Identifying a memcpy‑like Routine
The first function called by the entry point (the function FUN_0172), is interesting.
It calls another function (FUN_01b7), where the first argument seems to be an harcoded memory address. This could indicate that this function might write or read to registers within the SoC used by the gameboy.
The first call of the function FUN_01b7 has the following arguments :
- 0x9000
- Some pointer to probably a data stream
- and a pointer to some data, probably an integer.

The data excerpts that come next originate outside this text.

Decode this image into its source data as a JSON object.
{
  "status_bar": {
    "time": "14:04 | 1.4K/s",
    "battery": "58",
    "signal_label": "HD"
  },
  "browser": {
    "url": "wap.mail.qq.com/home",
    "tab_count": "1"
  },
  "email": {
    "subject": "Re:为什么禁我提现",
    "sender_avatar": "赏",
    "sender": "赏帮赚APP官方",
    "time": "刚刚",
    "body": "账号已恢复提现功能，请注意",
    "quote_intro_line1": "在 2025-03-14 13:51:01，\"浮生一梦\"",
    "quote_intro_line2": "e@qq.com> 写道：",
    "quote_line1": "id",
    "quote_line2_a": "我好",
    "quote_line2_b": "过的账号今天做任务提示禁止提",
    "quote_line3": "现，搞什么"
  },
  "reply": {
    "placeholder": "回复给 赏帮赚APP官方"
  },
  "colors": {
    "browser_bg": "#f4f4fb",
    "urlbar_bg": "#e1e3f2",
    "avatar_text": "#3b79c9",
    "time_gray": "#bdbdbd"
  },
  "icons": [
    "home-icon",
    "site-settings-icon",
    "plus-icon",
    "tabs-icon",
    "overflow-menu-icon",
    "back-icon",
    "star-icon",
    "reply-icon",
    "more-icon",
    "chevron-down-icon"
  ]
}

Here is it's disassembly :
We can see that the code is fairly simple, nevertheless the registers are not renamed to their parameters id. While looking at some documentation, I noticed that the gameboy actually has no default ABI. So I have to check what the caller does to understand how the parameters are passed.

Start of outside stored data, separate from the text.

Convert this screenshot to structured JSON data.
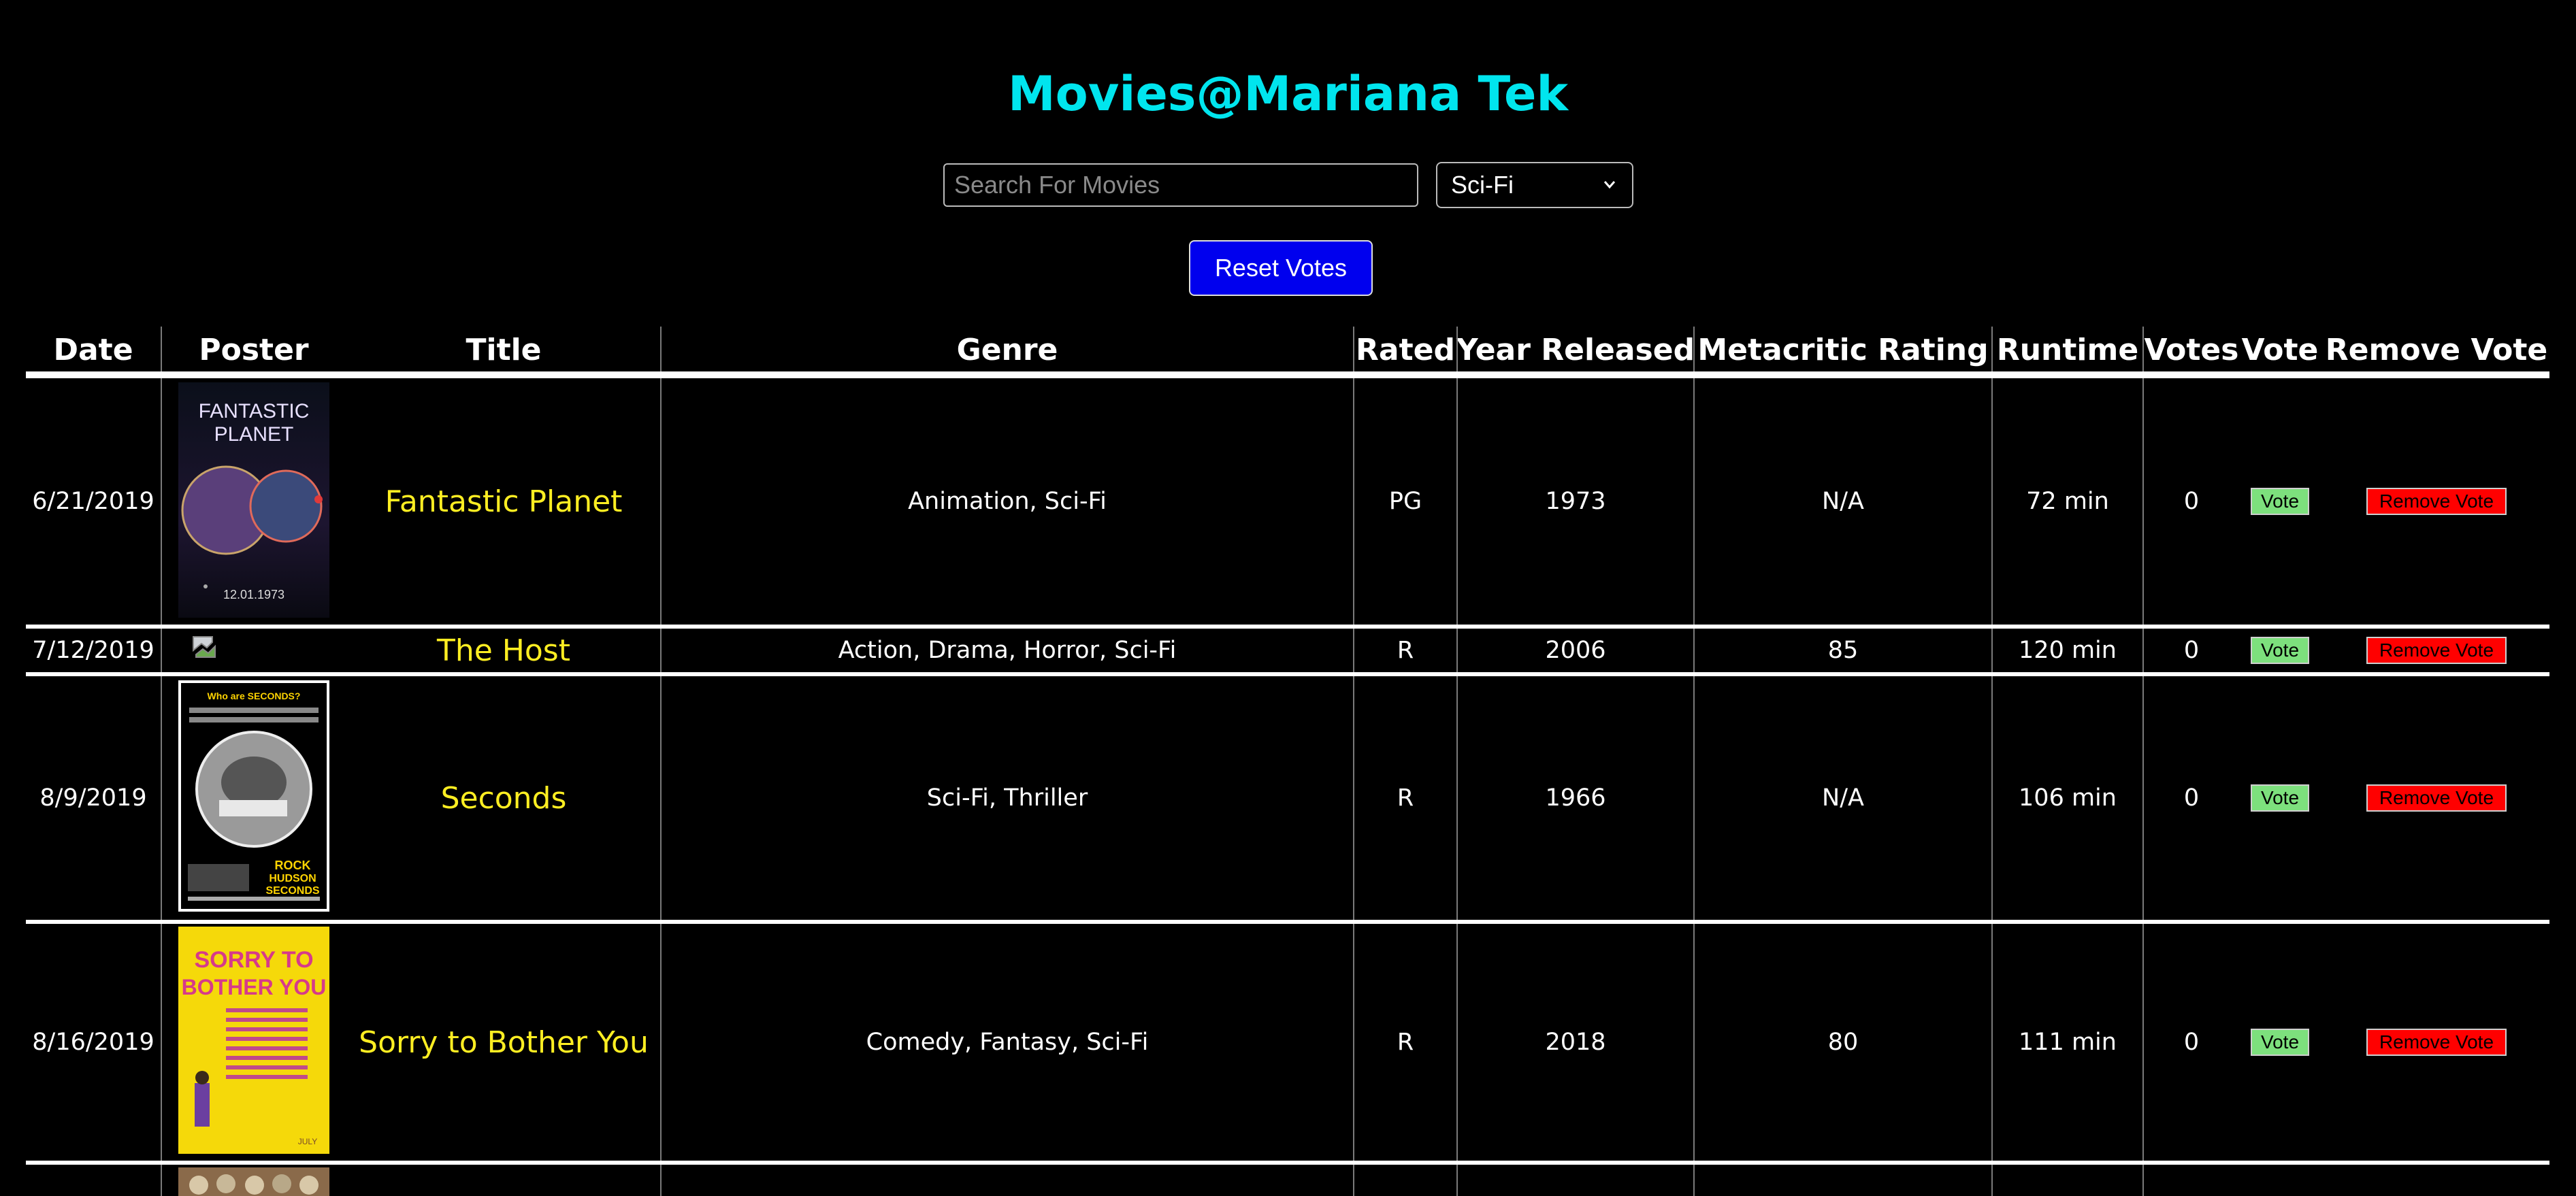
{
  "app": {
    "title": "Movies@Mariana Tek"
  },
  "controls": {
    "search_placeholder": "Search For Movies",
    "search_value": "",
    "genre_selected": "Sci-Fi",
    "reset_label": "Reset Votes"
  },
  "table": {
    "headers": {
      "date": "Date",
      "poster": "Poster",
      "title": "Title",
      "genre": "Genre",
      "rated": "Rated",
      "year": "Year Released",
      "metacritic": "Metacritic Rating",
      "runtime": "Runtime",
      "votes": "Votes",
      "vote": "Vote",
      "remove": "Remove Vote"
    },
    "rows": [
      {
        "date": "6/21/2019",
        "title": "Fantastic Planet",
        "genre": "Animation, Sci-Fi",
        "rated": "PG",
        "year": "1973",
        "metacritic": "N/A",
        "runtime": "72 min",
        "votes": "0",
        "vote_label": "Vote",
        "remove_label": "Remove Vote",
        "poster": {
          "line1": "FANTASTIC",
          "line2": "PLANET",
          "date": "12.01.1973"
        }
      },
      {
        "date": "7/12/2019",
        "title": "The Host",
        "genre": "Action, Drama, Horror, Sci-Fi",
        "rated": "R",
        "year": "2006",
        "metacritic": "85",
        "runtime": "120 min",
        "votes": "0",
        "vote_label": "Vote",
        "remove_label": "Remove Vote"
      },
      {
        "date": "8/9/2019",
        "title": "Seconds",
        "genre": "Sci-Fi, Thriller",
        "rated": "R",
        "year": "1966",
        "metacritic": "N/A",
        "runtime": "106 min",
        "votes": "0",
        "vote_label": "Vote",
        "remove_label": "Remove Vote",
        "poster": {
          "tagline": "Who are SECONDS?",
          "star1": "ROCK",
          "star2": "HUDSON",
          "name": "SECONDS"
        }
      },
      {
        "date": "8/16/2019",
        "title": "Sorry to Bother You",
        "genre": "Comedy, Fantasy, Sci-Fi",
        "rated": "R",
        "year": "2018",
        "metacritic": "80",
        "runtime": "111 min",
        "votes": "0",
        "vote_label": "Vote",
        "remove_label": "Remove Vote",
        "poster": {
          "line1": "SORRY TO",
          "line2": "BOTHER YOU",
          "month": "JULY"
        }
      }
    ]
  },
  "colors": {
    "title": "#00e5ee",
    "movie_title": "#ffee22",
    "reset_button": "#0000ee",
    "vote_button": "#7de07d",
    "remove_button": "#ff0000"
  }
}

To do this I Checked this documentation that shows the differents registers of the CPU and their sizes : https://gbdev.io/pandocs/CPU_Instruction_Set.html
To do this, I have looked at this documentation which shows the differents registers of the CPU and their sizes.

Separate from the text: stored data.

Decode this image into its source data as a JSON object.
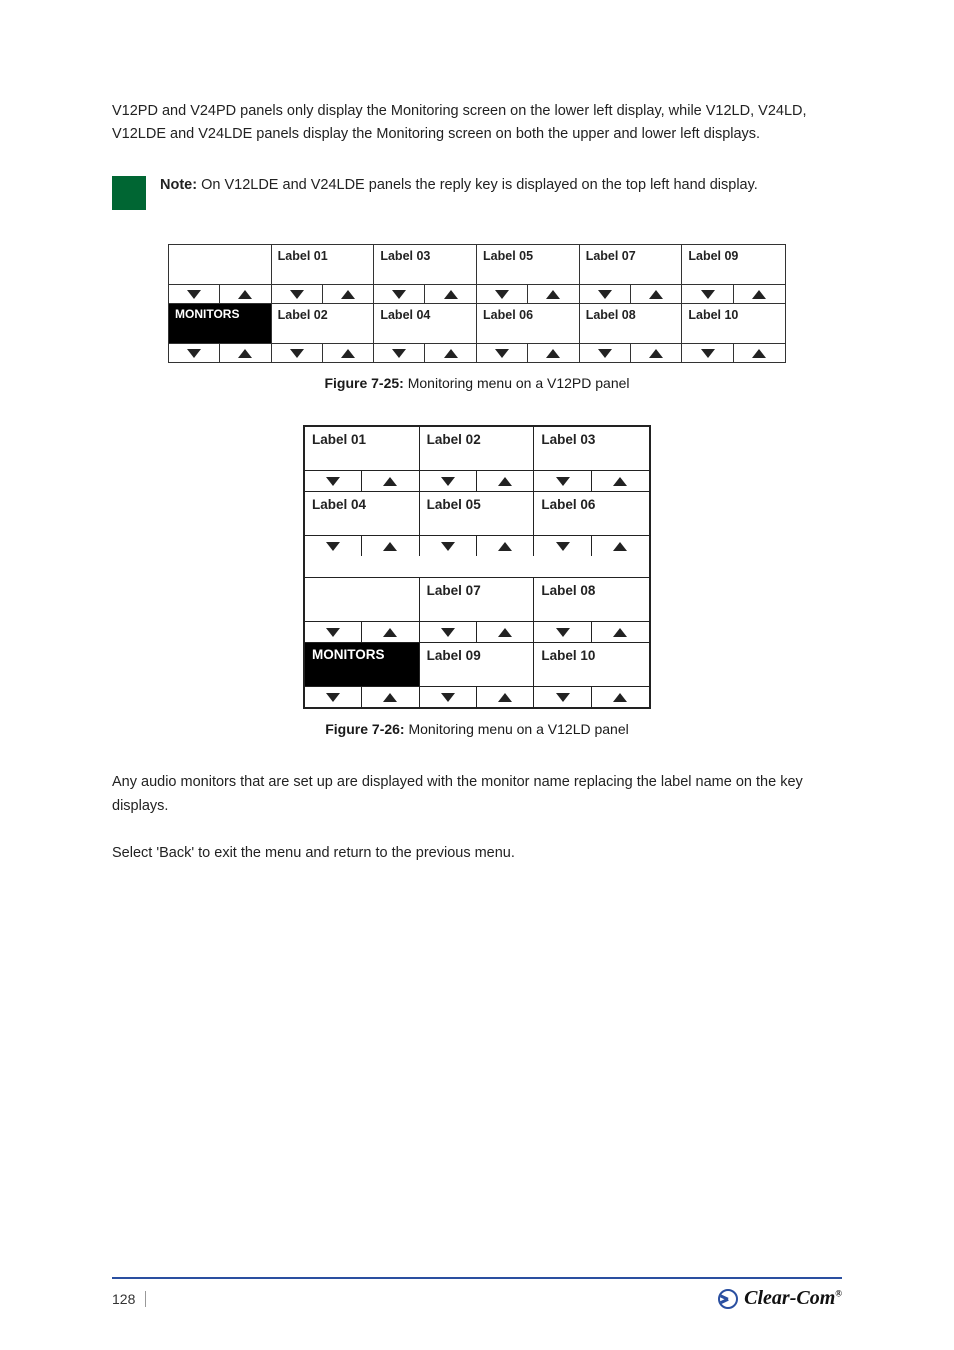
{
  "intro": "V12PD and V24PD panels only display the Monitoring screen on the lower left display, while V12LD, V24LD, V12LDE and V24LDE panels display the Monitoring screen on both the upper and lower left displays.",
  "note": {
    "bold": "Note:",
    "text": "On V12LDE and V24LDE panels the reply key is displayed on the top left hand display."
  },
  "fig25": {
    "top_row": [
      "",
      "Label 01",
      "Label 03",
      "Label 05",
      "Label 07",
      "Label 09"
    ],
    "bottom_row": [
      "MONITORS",
      "Label 02",
      "Label 04",
      "Label 06",
      "Label 08",
      "Label 10"
    ],
    "caption_bold": "Figure 7-25:",
    "caption": "Monitoring menu on a V12PD panel"
  },
  "fig26": {
    "rows": [
      [
        "Label 01",
        "Label 02",
        "Label 03"
      ],
      [
        "Label 04",
        "Label 05",
        "Label 06"
      ],
      [
        "",
        "Label 07",
        "Label 08"
      ],
      [
        "MONITORS",
        "Label 09",
        "Label 10"
      ]
    ],
    "caption_bold": "Figure 7-26:",
    "caption": "Monitoring menu on a V12LD panel"
  },
  "closing1": "Any audio monitors that are set up are displayed with the monitor name replacing the label name on the key displays.",
  "closing2": "Select 'Back' to exit the menu and return to the previous menu.",
  "page_number": "128",
  "brand": "Clear-Com"
}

Now looking at the disassembly of the caller, we can see 3 LD intructions to DE, HL and BC registers, before the call to the function FUN_01b7.
So the caller basically put theses values into the following arguments :
- HL = 0x9000
- BC = pointer to 0x360
- DE = pointer to some data
Now looking back at the code of the function FUN_01b7, it is fairly easy to understand what's happening :
The function simply load the data pointed by DE to the address stored into HL. The register BC serving as the amount of byte to copy.
The function signature is something like that :
void __asm memcpy(byte * dst, byte * src, uint8_t * len)
The calling convention would be HL→dst, DE→src, BC→length.
Suspecting this routine draws graphics, I patched one CALL FUN_01B7 to a NOP. Re‑running the ROM in PyBoy resulted in a blank screen, confirming that FUN_01B7 handles rendering.
Identifying unused code
Looking a bit more at Ghidra's listing, I could see something was off. The function contains some garbage data at its end, with no cross references. This is unlikely to be data because data and code are commonly placed in seperated memory regions.
Disassembling this data clearly shows some unused code.
This portion of code, executes 2 calls to the memcpy function, using the same addresses than the two previous calls, likely replacing what's on the screen once executed. The ez trick to execute theses calls is just to patch the RET by a NOP
Let's execute the ROM again now :
And here is the flag :)